A company’s share price is determined by supply and demand. However, investors sometimes buy low-yielding companies at high prices and high-yielding companies at low prices. Stock analysts say buyers today are putting money into stocks whose prices are growing faster without looking into fundamental and technical indicators. But it is important to make long-term investments only after analyzing the fundamentals, they say.
Share investor Navaraj Dahal says investors today are putting their money in stocks based on how much profit they can book in certain days without looking at financial indicators like EPS, NPL, and PE. According to him, stocks with negative net worth are experiencing positive circuits, while those with market values lower than net worth are seeing prices go down. “For example, the net worth of some commercial banks is higher than their market prices. But their share prices are coming down. It seems that investors are not looking at the fundamentals,” Dahal said. “The Nepal Rastra Bank (NRB) should remove the cap on margin lending for institutional investors for the demand for stocks of commercial banks to pick up.”
Even long-term investors are not putting their money in commercial banks because of their shrinking dividend distribution capacity, Dahal said.
Commercial banks, which used to distribute 30-32 percent dividends in the past, are now offering just 12-15 percent. Many aren’t in a position to distribute dividends at all.
Financial indicators such as earnings per share (EPS), share price, and price to earning (PE) ratio help investors to take long-term investments. These indicators can be found in the financial statements of listed companies. The most reliable indicator to analyze share prices and returns is the PE ratio.
The PE ratio is obtained by dividing the market value of shares by its earnings per share (EPS). The PE ratio shows how many rupees investors need to invest in the secondary market to earn a rupee per share of that bank. The lower the PE, the better the return is.
According to the financial statement for the second quarter of the current fiscal year, Kumari Bank’s EPS is the lowest at Rs 6.61. The bank’s shares are trading at a little above Rs 150 per unit on the bourse. Among the banks traded on the secondary market, Standard Chartered has the highest EPS of Rs 36.62. Everest is second with EPS of Rs 29.12, followed by NIC Asia with EPS of 25.59, Nabil with Rs 23.74, and Prime with Rs 22.50, respectively. EPS of other commercial banks are lower than Rs 20.
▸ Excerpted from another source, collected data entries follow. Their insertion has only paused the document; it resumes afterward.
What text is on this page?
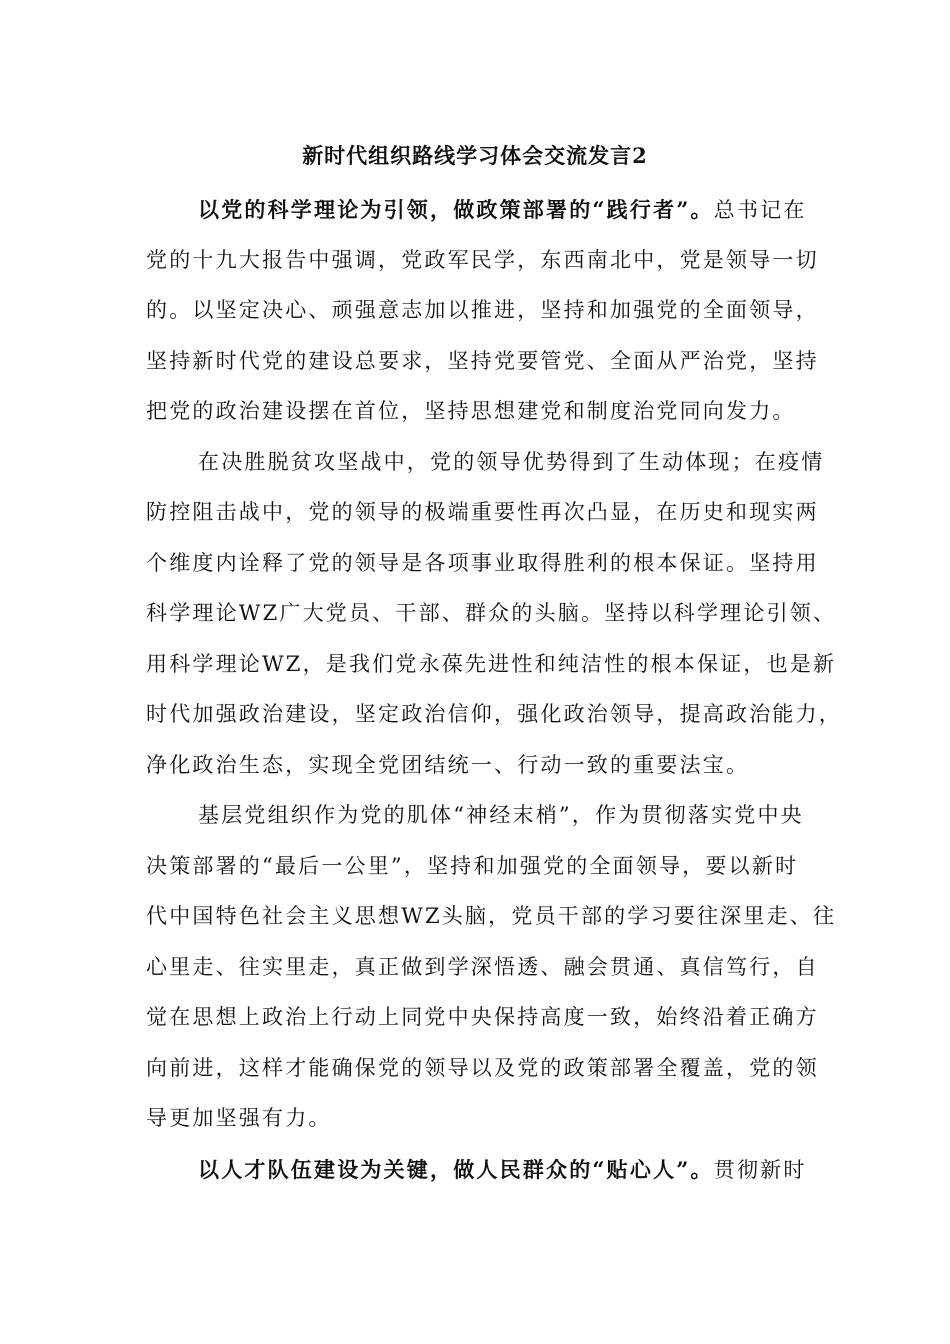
新时代组织路线学习体会交流发言2
以党的科学理论为引领，做政策部署的“践行者”。总书记在
党的十九大报告中强调，党政军民学，东西南北中，党是领导一切
的。以坚定决心、顽强意志加以推进，坚持和加强党的全面领导，
坚持新时代党的建设总要求，坚持党要管党、全面从严治党，坚持
把党的政治建设摆在首位，坚持思想建党和制度治党同向发力。
在决胜脱贫攻坚战中，党的领导优势得到了生动体现；在疫情
防控阻击战中，党的领导的极端重要性再次凸显，在历史和现实两
个维度内诠释了党的领导是各项事业取得胜利的根本保证。坚持用
科学理论WZ广大党员、干部、群众的头脑。坚持以科学理论引领、
用科学理论WZ，是我们党永葆先进性和纯洁性的根本保证，也是新
时代加强政治建设，坚定政治信仰，强化政治领导，提高政治能力，
净化政治生态，实现全党团结统一、行动一致的重要法宝。
基层党组织作为党的肌体“神经末梢”，作为贯彻落实党中央
决策部署的“最后一公里”，坚持和加强党的全面领导，要以新时
代中国特色社会主义思想WZ头脑，党员干部的学习要往深里走、往
心里走、往实里走，真正做到学深悟透、融会贯通、真信笃行，自
觉在思想上政治上行动上同党中央保持高度一致，始终沿着正确方
向前进，这样才能确保党的领导以及党的政策部署全覆盖，党的领
导更加坚强有力。
以人才队伍建设为关键，做人民群众的“贴心人”。贯彻新时
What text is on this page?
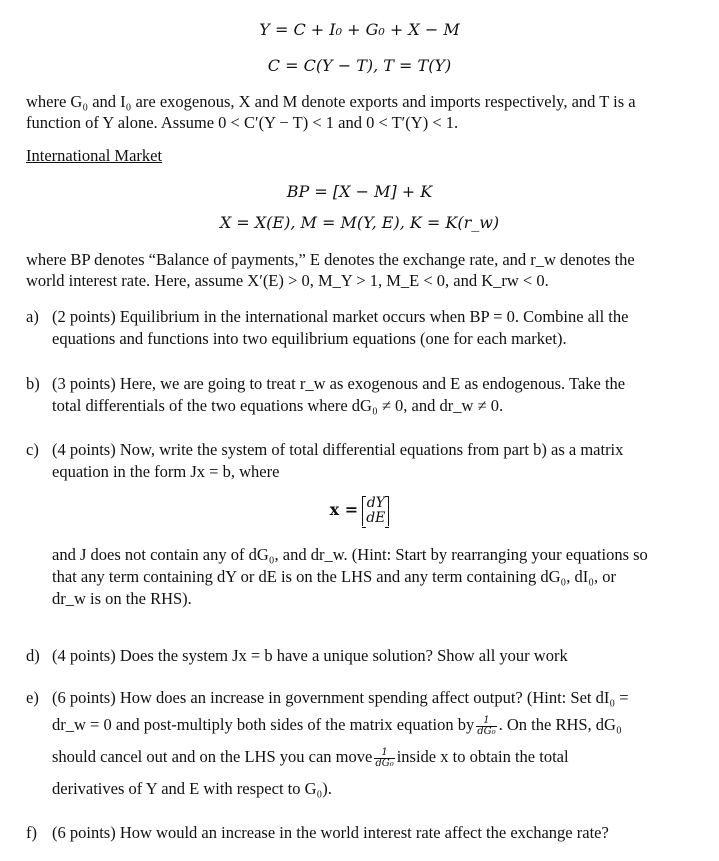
Y = C + I₀ + G₀ + X − M
C = C(Y − T), T = T(Y)
where G₀ and I₀ are exogenous, X and M denote exports and imports respectively, and T is a
function of Y alone. Assume 0 < C′(Y − T) < 1 and 0 < T′(Y) < 1.
International Market
BP = [X − M] + K
X = X(E), M = M(Y, E), K = K(r_w)
where BP denotes “Balance of payments,” E denotes the exchange rate, and r_w denotes the
world interest rate. Here, assume X′(E) > 0, M_Y > 1, M_E < 0, and K_rw < 0.
a) (2 points) Equilibrium in the international market occurs when BP = 0. Combine all the
equations and functions into two equilibrium equations (one for each market).
b) (3 points) Here, we are going to treat r_w as exogenous and E as endogenous. Take the
total differentials of the two equations where dG₀ ≠ 0, and dr_w ≠ 0.
c) (4 points) Now, write the system of total differential equations from part b) as a matrix
equation in the form Jx = b, where
x = dY
dE
and J does not contain any of dG₀, and dr_w. (Hint: Start by rearranging your equations so
that any term containing dY or dE is on the LHS and any term containing dG₀, dI₀, or
dr_w is on the RHS).
d) (4 points) Does the system Jx = b have a unique solution? Show all your work
e) (6 points) How does an increase in government spending affect output? (Hint: Set dI₀ =
dr_w = 0 and post-multiply both sides of the matrix equation by $\frac{1}{\text{dG₀}}$ . On the RHS, dG₀
should cancel out and on the LHS you can move $\frac{1}{\text{dG₀}}$ inside x to obtain the total
derivatives of Y and E with respect to G₀).
f) (6 points) How would an increase in the world interest rate affect the exchange rate?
EPS is regarded as the reliable tool to measure the business and financial health of a company over a period. It is calculated by dividing the net profit earned over a certain period by the number of shareholders.
Share prices and PE ratio of commercial banks
Standard Chartered Bank has the highest share price among commercial banks in the country at Rs 540 per unit while Kumari Bank Ltd has the lowest. Likewise, Prime Commercial Bank has the lowest PE ratio of 9.28, while Nepal Bank Ltd has the highest PE ratio of 29.14.
Investors are advised to buy stocks with a PE ratio of less than 10 percent without any hesitation in the international market. But it doesn’t work in Nepal. Many commercial banks that are offering attractive dividends have a PE ratio of 15 percent.
“We don’t see investors making investment decisions looking at indications like EPS and PE of commercial banks. Selecting stocks with high EPS and low PE will safeguard investment in the future,” Dahal said. “But the market is dominated by traders at the moment who are looking for short-term profits.” According to Dahal, share prices of commercial banks rise if they are held for a long time. “But since the size of capital of commercial banks is big, no one can hold shares for a long time,” he added.